Central Fuzzing Assumptions
- Coverage relevant
- Crashes can be detected
- Many executions per second
- Constraints are solvable
Attacks
- coverage -> irrelevant ("fake") code
- crash detection -> custom signal handler with exit 0
- many executions -> slowdown for weird input
- constraints solvable -> hash comparisons

Peng - T-Fuzz: fuzzing by program transformation

uses existing cov-guided fuzzer (AFL, honggfuzz) to generate inputs
When fuzzer gets "stuck": finds and removes non-critical sanity checks
crash analyzer: Check that input also crashes real program by collecting path constraints and ensure that they are satisfiable. Filters out false positives with 6~30% false negatives

Yue - EcoFuzz: Adaptive Energy-Saving Greybox Fuzzing as a Variant of the Adversarial Multi-Armed Bandit

Based on AFL.
Aims to balance Exploration/Exploitation of seed discovery.
Improved Search/Scheduling Algorithm.

Ispoglou - FuzzGen: Automatic Fuzzer Generation

Problems with AFL, libFuzzer: low coverage, manual, not scalable
Use lib and its consumers to infer API dependence graph (which functions to call in which order), then generate libFuzzer stub.
Eval against manually written fuzzers:
- a bit more code cov (~55% for FuzzGen vs ~48% for manual)
- less bugs found (17 vs 29): "Manual fuzzers test more thoroughly 'buggy' parts"
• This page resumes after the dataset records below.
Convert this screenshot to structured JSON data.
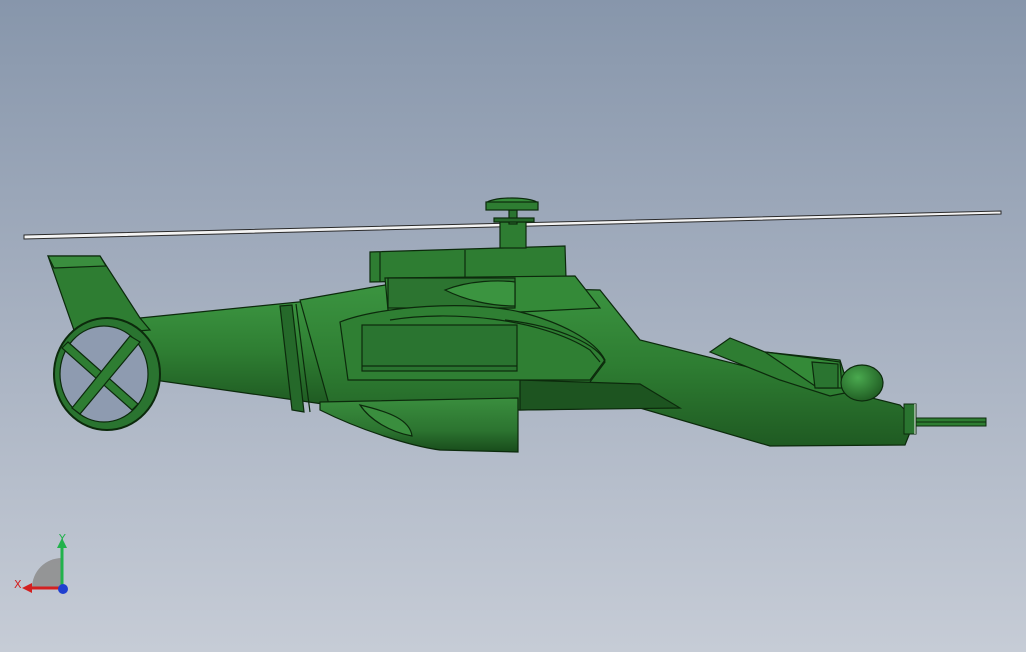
{
  "viewport": {
    "background_top": "#8796ab",
    "background_bottom": "#c6ccd6"
  },
  "model": {
    "part_color": "#2e7d32",
    "edge_color": "#0c2a0c",
    "shade_color": "#225e25",
    "highlight_color": "#3b9440",
    "blade_color": "#f2f2f2"
  },
  "triad": {
    "x_label": "X",
    "y_label": "Y",
    "x_color": "#d32020",
    "y_color": "#22b24c",
    "z_color": "#1f3fd0",
    "icon": "coordinate-axes-triad"
  }
}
Zong - FuzzGuard: Filtering out Unreachable Inputs in Directed Grey-box Fuzzing through Deep Learning

On avg. 5x speedup

Predicts reachability of program inputs without execution.
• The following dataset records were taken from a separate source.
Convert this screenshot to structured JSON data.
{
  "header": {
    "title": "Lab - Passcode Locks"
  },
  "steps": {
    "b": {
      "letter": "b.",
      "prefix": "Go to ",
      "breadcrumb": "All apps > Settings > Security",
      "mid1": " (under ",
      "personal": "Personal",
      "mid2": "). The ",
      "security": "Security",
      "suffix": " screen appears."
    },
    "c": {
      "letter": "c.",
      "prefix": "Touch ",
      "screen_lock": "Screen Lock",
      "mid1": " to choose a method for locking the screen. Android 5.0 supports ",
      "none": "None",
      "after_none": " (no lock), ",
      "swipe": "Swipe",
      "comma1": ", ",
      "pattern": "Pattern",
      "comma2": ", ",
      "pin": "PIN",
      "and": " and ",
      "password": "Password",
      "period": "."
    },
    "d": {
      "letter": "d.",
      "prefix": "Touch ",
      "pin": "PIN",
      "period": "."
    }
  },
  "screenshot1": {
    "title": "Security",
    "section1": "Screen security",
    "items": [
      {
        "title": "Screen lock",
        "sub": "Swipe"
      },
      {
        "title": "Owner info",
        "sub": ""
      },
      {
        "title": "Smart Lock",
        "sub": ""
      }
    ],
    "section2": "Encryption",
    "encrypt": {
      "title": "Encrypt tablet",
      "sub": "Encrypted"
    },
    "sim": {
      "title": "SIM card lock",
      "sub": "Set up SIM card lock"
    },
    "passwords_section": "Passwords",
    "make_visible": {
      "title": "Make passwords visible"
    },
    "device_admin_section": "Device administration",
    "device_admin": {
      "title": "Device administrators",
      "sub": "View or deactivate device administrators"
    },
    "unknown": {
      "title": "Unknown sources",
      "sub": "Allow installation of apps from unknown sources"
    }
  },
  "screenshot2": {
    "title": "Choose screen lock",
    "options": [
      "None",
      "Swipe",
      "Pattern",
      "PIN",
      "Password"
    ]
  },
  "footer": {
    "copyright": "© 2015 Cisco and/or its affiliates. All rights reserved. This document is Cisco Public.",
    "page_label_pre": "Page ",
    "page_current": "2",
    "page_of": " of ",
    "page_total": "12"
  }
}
Gan - GREYONE: Data Flow Sensitive Fuzzing

Problem: Sanity checking branches
Solution: Hybrid Fuzzers with Problems constraint solving, path explosion, environment model.
RQ1: lightweight and accurate taint analysis?
RQ2: How to efficiently guide mutation with taint?
RQ3: How to tune fuzzer's evolution direction with data flow features?

Österlung - ParmeSan: Sanitizer-guided Greybox Fuzzing

based on Angora.

target branches that are instrumented by sanitizers

Maybe prune some ASan instrumentations by prefering profiling-wise "cold" or complex code.

Use Data Flow Analysis to solve path conditions.

Poncelet - So Many Fuzzers, So Little Time

Fuzzed Contiki-NG (low-resource IoT OS) using 8 fuzzers over three years.

AFL: impressively easy to use, 55 "unique" crashes caused by on (shallow) bug in one hour. Suggestion: early fixing.

RQ1: hybrid fuzzers > mutation-based fuzzers?
- "Did not detect any clear superiority of hybrid fuzzers wrt ability to expose bugs compared to mutation-based fuzzers"
RQ2: employed techniques to expose bugs fast?
- MOpt, SymCC, QSYM stand out in terms of finding bugs fast
RQ3: Are there fuzzers that expse bugs everytime?
- MOpt, SymCC, QSYM stand out in terms of finding bugs consistently
RQ4: Do Sanitizers pay off for their runtime overhead in a time-limited run?
- ASAN pays of for more difficult bugs
- EffectiveSan generally pays of

Böhme - Fuzzing Challenges and Reflections

Challenge: Automating vuln discovery (Main)
- fuzz more systems?
- detect more vulns?
- find deep bugs?
- Empirical nature of undiscovered vulnerabilities?
Challenge: Evaluation and Benchmarking / fair fuzzer benchmark
- How to evaluate specialised fuzzers?
- How to prevent overfitting? (Goodhart's Law)
  - Continuous Eval à la FuzzBench
- What is a good performance measure?
  - "Time to retire Lava & CGC, they are actively harmful"
- Eval techniques, not implementations?
- "LibFuzzer, AFL++, HonggFuzz went through major performance improvements -- enabled by FuzzBench"

Some Fuzzing Thoughts

Case instead of time as x-axis.

For example, if I wanted to prototype a new mutation strategy for AFL, I would be forced to do it in C, avoid inefficient copies, avoid mallocs, etc. I effectively have to make sure my mutator is at-or-better than existing AFL mutator performance to use benchmarks like this.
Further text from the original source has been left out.